The Foreign Earned Income Exclusion (FEIE) is a special provision for U.S. taxpayers living outside the U.S. and its territories. The exclusion is indexed for inflation and consequently changes each year. The Tax Cuts and Jobs Act of 2017 changed the way the index was calculated resulting in amounts, such as the FEIE amount, growing at a slower pace than under the previous method. For 2019 the FEIE amount is $105,900.

The FEIE is applicable to U.S. citizens and certain resident aliens (green card holders) who live and work outside the United States in foreign countries. The exclusion is only for foreign earned income. It is not possible to exclude passive foreign income such as investment income or rental income. The taxpayer must have a Tax Home (see below) in a foreign country and must meet one of two additional criteria: these are known as the Bona Fide Residence Test; and the Physical Presence Test. Finally, the taxpayer must make a valid election (choose to take the exclusion). This is done by filing Form 2555 (for years prior to 2019 Form 2555EZ may be applicable).

Foreign Earned Income is income for services performed in a foreign country. It matters where the services are performed, not when or where the income is received. You may have foreign income while working for a U.S. based employer if you are performing services for that employer outside the United Sates. In this definition, outside the United States means in a foreign country, foreign airspace or foreign territorial water. It does not include U.S territories, possessions, international waters, international airspace, or Antarctica. Importantly, pension or annuity income is not earned income.

Tax Home. A taxpayer can only have one Tax Home at a time. The Tax Home is the taxpayer’s regular or principal place of business. However, if the taxpayer’s own abode is in the U.S., the taxpayer’s Tax Home will most likely also be in the U.S. Being temporarily in the U.S., or if your family is living full-time in the U.S., does not cause your Tax Home to be in the U.S.. A Tax Home is determined in part by understanding the taxpayer’s center of economic interests. Nomadic persons have their Tax Home where they happen to be.

The Bona Fide Residence Test (BFRT). For U.S. citizens to satisfy the requirements of the BFRT, you must be resident of a foreign country (or countries) for the entire tax year (January 1 – December 31 for calendar year taxpayers).

For U.S. resident aliens, you must be a citizen of a treaty country, and you must be resident abroad for an entire tax year.

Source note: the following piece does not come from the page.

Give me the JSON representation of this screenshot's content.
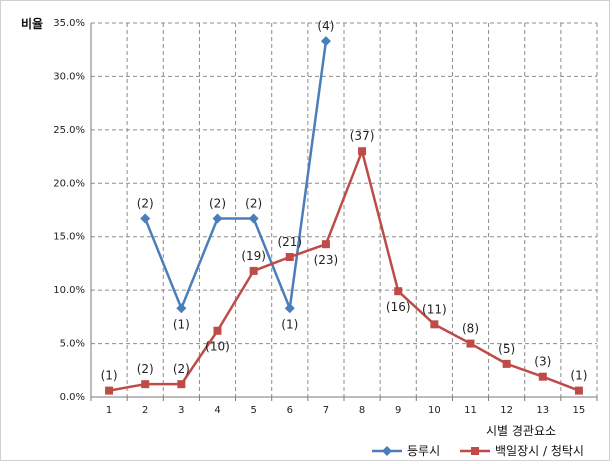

Importantly, if you are in a foreign country on a temporary (less than one year) visa, even if it is regularly extended, you do not have the right to reside in that country and therefore cannot claim to be resident in that country for this purpose.

To be a bona fide resident, you must have an intention to make your home in a foreign country and not be there merely ‘on assignment’ or seconded temporarily. In these cases, you will not meet the BFRT if your intention is to return to the U.S. when the assignment is completed.

Your own actions must not, on balance, contradict the claim of residency. For example, you cannot continue to claim residency in a U.S. state.

The Physical Presence Test (PPT) requires the taxpayer to be physically in a foreign country (or countries) for 330 days out of any consecutive 12-month period of at least 365 days.

A day is a full 24-hour period beginning at midnight. This is important because someone leaving the U.S. can’t start counting days until they have been in a foreign county for a full day. For example, entering Canada at 1am is the same as entering Canada at 11pm. The day following the day of entry will be the first day counted.

No partial use. Importantly, you cannot choose to use only part of the exclusion. If you are utilizing the exclusion you must exclude your foreign earned income up to the FEIE amount. If your foreign earned income is less than the exclusion amount, all of the income must be excluded if you choose to use the exclusion. Similarly, you cannot create subcategories of foreign earned income and exclude some but not exclude others. For example, you cannot exclude income from one country and not exclude income from a different country or exclude income from one employer and not exclude income from self-employment or a different employer.

Requirement to file a return. You can only exclude your foreign earned income from your gross income by filing a tax return. Even if you know that you will have no income left after you take the exclusion, you must report all of your income on your tax return and attach the Form 2555 to calculate and take the exclusion.

In conclusion, if your Tax Home is outside the U.S. and you meet either the Bona Fide Residence Test or the Physical Presence Test, you can exclude from your gross income up to the FEIE amount (for 2019 this amount is $105,900). This will reduce your taxable income by the excluded amount.